Russian filmmaker and author

Sasha Litvintseva is an artist, filmmaker and author, based in London. She is known for her films Constant, A Demonstration, and her book Geological Filmmaking.

==Early life and education==
Sasha graduated from the Slade School of Fine Art in 2012 and holds a PhD in Media, Communications and Cultural Studies from Goldsmiths, University of London.

== Career ==
In 2014, Sasha's first short Alluvion, premiered at Aesthetica Short Film Festival. In 2015, her short Evergreen, premiered at Festival du nouveau cinéma and screened at Alchemy Film & Moving Image Festival and Moscow International Biennale for Young Art, and her short Immortality, home and elsewhere, premiered at Ann Arbor Film Festival and screened at Edinburgh International Film Festival and Chicago Underground Film Festival. In 2016, her short Exile Exotic, premiered at Cinéma du Réel and later screened at Venice Biennale of Architecture.

In 2016, She co-directed the documentary Asbestos, along with Graeme Arnfield, which premiered at the Berlin International Film Festival and screened at the Berlinische Galerie and the Smart Museum of Art. In 2017, she co-directed Salarium, along with Daniel Mann, premiered at Cinéma du Réel and screened at the Institute of Contemporary Arts and the Museum of Contemporary Art, Chicago. These films were part of her project on Geological Filmmaking, which has been published as a book by Open Humanities Press in 2022.
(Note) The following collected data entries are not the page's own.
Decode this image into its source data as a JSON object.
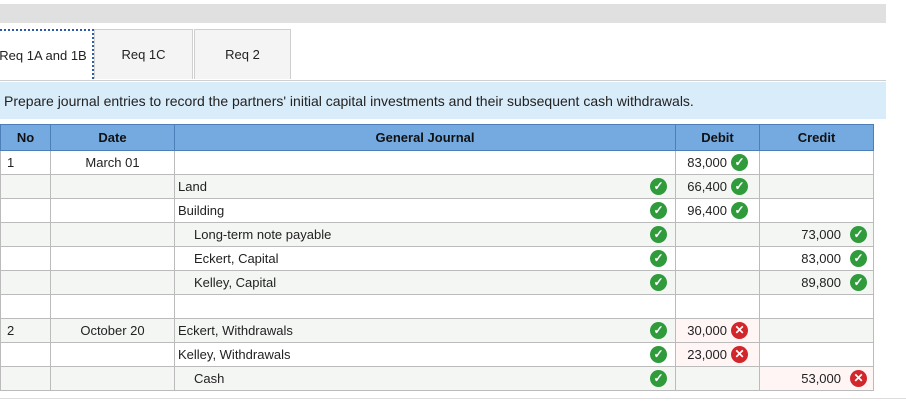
{
  "tabs": [
    {
      "label": "Req 1A and 1B",
      "active": true
    },
    {
      "label": "Req 1C",
      "active": false
    },
    {
      "label": "Req 2",
      "active": false
    }
  ],
  "instruction": "Prepare journal entries to record the partners' initial capital investments and their subsequent cash withdrawals.",
  "headers": {
    "no": "No",
    "date": "Date",
    "journal": "General Journal",
    "debit": "Debit",
    "credit": "Credit"
  },
  "rows": [
    {
      "no": "1",
      "date": "March 01",
      "account": "",
      "debit": "83,000",
      "credit": "",
      "debit_status": "correct"
    },
    {
      "no": "",
      "date": "",
      "account": "Land",
      "debit": "66,400",
      "credit": "",
      "acct_status": "correct",
      "debit_status": "correct"
    },
    {
      "no": "",
      "date": "",
      "account": "Building",
      "debit": "96,400",
      "credit": "",
      "acct_status": "correct",
      "debit_status": "correct"
    },
    {
      "no": "",
      "date": "",
      "account": "Long-term note payable",
      "indent": true,
      "debit": "",
      "credit": "73,000",
      "acct_status": "correct",
      "credit_status": "correct"
    },
    {
      "no": "",
      "date": "",
      "account": "Eckert, Capital",
      "indent": true,
      "debit": "",
      "credit": "83,000",
      "acct_status": "correct",
      "credit_status": "correct"
    },
    {
      "no": "",
      "date": "",
      "account": "Kelley, Capital",
      "indent": true,
      "debit": "",
      "credit": "89,800",
      "acct_status": "correct",
      "credit_status": "correct"
    },
    {
      "no": "",
      "date": "",
      "account": "",
      "debit": "",
      "credit": ""
    },
    {
      "no": "2",
      "date": "October 20",
      "account": "Eckert, Withdrawals",
      "debit": "30,000",
      "credit": "",
      "acct_status": "correct",
      "debit_status": "wrong"
    },
    {
      "no": "",
      "date": "",
      "account": "Kelley, Withdrawals",
      "debit": "23,000",
      "credit": "",
      "acct_status": "correct",
      "debit_status": "wrong"
    },
    {
      "no": "",
      "date": "",
      "account": "Cash",
      "indent": true,
      "debit": "",
      "credit": "53,000",
      "acct_status": "correct",
      "credit_status": "wrong"
    }
  ],
  "icons": {
    "correct": "check-icon",
    "wrong": "x-icon"
  },
  "colors": {
    "correct": "#2f9b3b",
    "wrong": "#d1262b",
    "header": "#74aadf",
    "instruction_bg": "#d9ecf9"
  }
}
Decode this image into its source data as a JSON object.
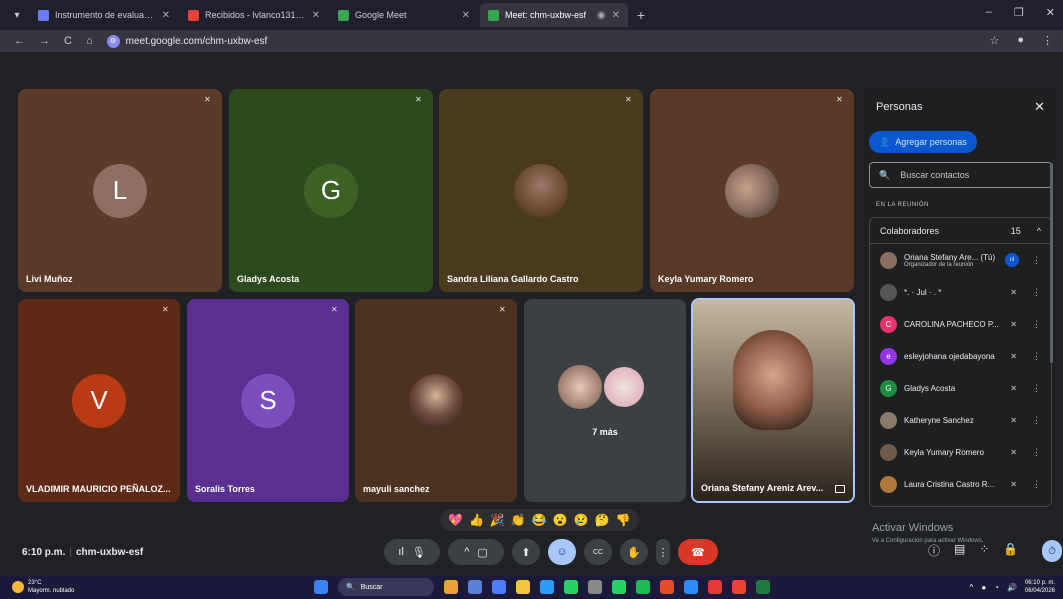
{
  "browser": {
    "tabs": [
      {
        "label": "Instrumento de evaluación",
        "fav_color": "#6a7cff"
      },
      {
        "label": "Recibidos - lvlanco1316@gmail",
        "fav_color": "#ea4335"
      },
      {
        "label": "Google Meet",
        "fav_color": "#34a853"
      },
      {
        "label": "Meet: chm-uxbw-esf",
        "fav_color": "#34a853"
      }
    ],
    "new_tab": "+",
    "url": "meet.google.com/chm-uxbw-esf",
    "nav": {
      "back": "←",
      "forward": "→",
      "reload": "C",
      "home": "⌂"
    }
  },
  "meeting": {
    "time": "6:10 p.m.",
    "code": "chm-uxbw-esf",
    "participant_badge": "15",
    "more_label": "7 más",
    "tiles": [
      {
        "name": "Livi Muñoz",
        "initial": "L",
        "bg": "#5b3a28",
        "avatar": "#8d6e63"
      },
      {
        "name": "Gladys Acosta",
        "initial": "G",
        "bg": "#2d4a1c",
        "avatar": "#3c6124"
      },
      {
        "name": "Sandra Liliana Gallardo Castro",
        "initial": "",
        "bg": "#4a3a1e",
        "avatar": "#6d4c31"
      },
      {
        "name": "Keyla Yumary Romero",
        "initial": "",
        "bg": "#5a3a26",
        "avatar": "#8a6f60"
      },
      {
        "name": "VLADIMIR MAURICIO PEÑALOZ...",
        "initial": "V",
        "bg": "#5e2a16",
        "avatar": "#b93b16"
      },
      {
        "name": "Soralis Torres",
        "initial": "S",
        "bg": "#5a2f8f",
        "avatar": "#7c4dbd"
      },
      {
        "name": "mayuli sanchez",
        "initial": "",
        "bg": "#4e3220",
        "avatar": "#3a2a22"
      },
      {
        "name": "",
        "initial": "",
        "bg": "#3c4043",
        "avatar": "#6b6b6b"
      },
      {
        "name": "Oriana Stefany Areniz Arev...",
        "initial": "",
        "bg": "#4a4036",
        "avatar": "#7a6b5d"
      }
    ],
    "reactions": [
      "💖",
      "👍",
      "🎉",
      "👏",
      "😂",
      "😮",
      "😢",
      "🤔",
      "👎"
    ]
  },
  "controls": {
    "mic_level": "ıl",
    "mic": "🎙",
    "cam_chevron": "^",
    "cam": "▢",
    "present": "⬆",
    "emoji": "☺",
    "captions": "CC",
    "hand": "✋",
    "more": "⋮",
    "end": "☎"
  },
  "panel": {
    "title": "Personas",
    "close": "✕",
    "add_label": "Agregar personas",
    "search_placeholder": "Buscar contactos",
    "section_label": "EN LA REUNIÓN",
    "group_label": "Colaboradores",
    "group_count": "15",
    "group_chevron": "^",
    "people": [
      {
        "name": "Oriana Stefany Are... (Tú)",
        "sub": "Organizador de la reunión",
        "initial": "",
        "color": "#8a6f60",
        "status": "speaking"
      },
      {
        "name": "*. · Jul · . *",
        "sub": "",
        "initial": "",
        "color": "#555",
        "status": "muted"
      },
      {
        "name": "CAROLINA PACHECO P...",
        "sub": "",
        "initial": "C",
        "color": "#e8336d",
        "status": "muted"
      },
      {
        "name": "esleyjohana ojedabayona",
        "sub": "",
        "initial": "e",
        "color": "#9334e6",
        "status": "muted"
      },
      {
        "name": "Gladys Acosta",
        "sub": "",
        "initial": "G",
        "color": "#1e8e3e",
        "status": "muted"
      },
      {
        "name": "Katheryne Sanchez",
        "sub": "",
        "initial": "",
        "color": "#8a7a6a",
        "status": "muted"
      },
      {
        "name": "Keyla Yumary Romero",
        "sub": "",
        "initial": "",
        "color": "#6f5a4a",
        "status": "muted"
      },
      {
        "name": "Laura Cristina Castro R...",
        "sub": "",
        "initial": "",
        "color": "#b0783a",
        "status": "muted"
      }
    ]
  },
  "windows": {
    "activate_title": "Activar Windows",
    "activate_sub": "Ve a Configuración para activar Windows."
  },
  "taskbar": {
    "temp": "23°C",
    "weather": "Mayorm. nublado",
    "search": "Buscar",
    "time": "06:10 p. m.",
    "date": "06/04/2026"
  }
}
In 2020, Sasha co-directed A Demonstration, along with her long-term collaborator Beny Wagner, which premiered at the Berlin International Film Festival and screened at the Museum of the Moving Image and the Vancouver International Film Festival. In 2022, she and Wagner released their second film Constant, which premiered at the International Film Festival Rotterdam and screened at CPH:DOX and the Open City Documentary Festival. Their newest film My Want of You Partakes of Me, screened at Tate Modern in November 2023 and will be exhibited as a two channel installation at the Sonic Acts Biennale 2024.

==Filmography==

- 2023 – My Want of You Partakes of Me
- 2022 – Constant
- 2020 – A Demonstration
- 2020 – Every Rupture
- 2019 – Bilateria
- 2017 – Salarium

- 2016 – Asbestos
- 2016 – The Stability of the System
- 2015 – Exile Exotic
- 2015 – Immortality, Home and Elsewhere
- 2014 – Evergreen
- 2013 – Alluvion

== Publications ==
- 2022 – Geological Filmmaking
- 2021 – All Thoughts Fly: Monster, Taxonomy, Film (co-written with Beny Wagner)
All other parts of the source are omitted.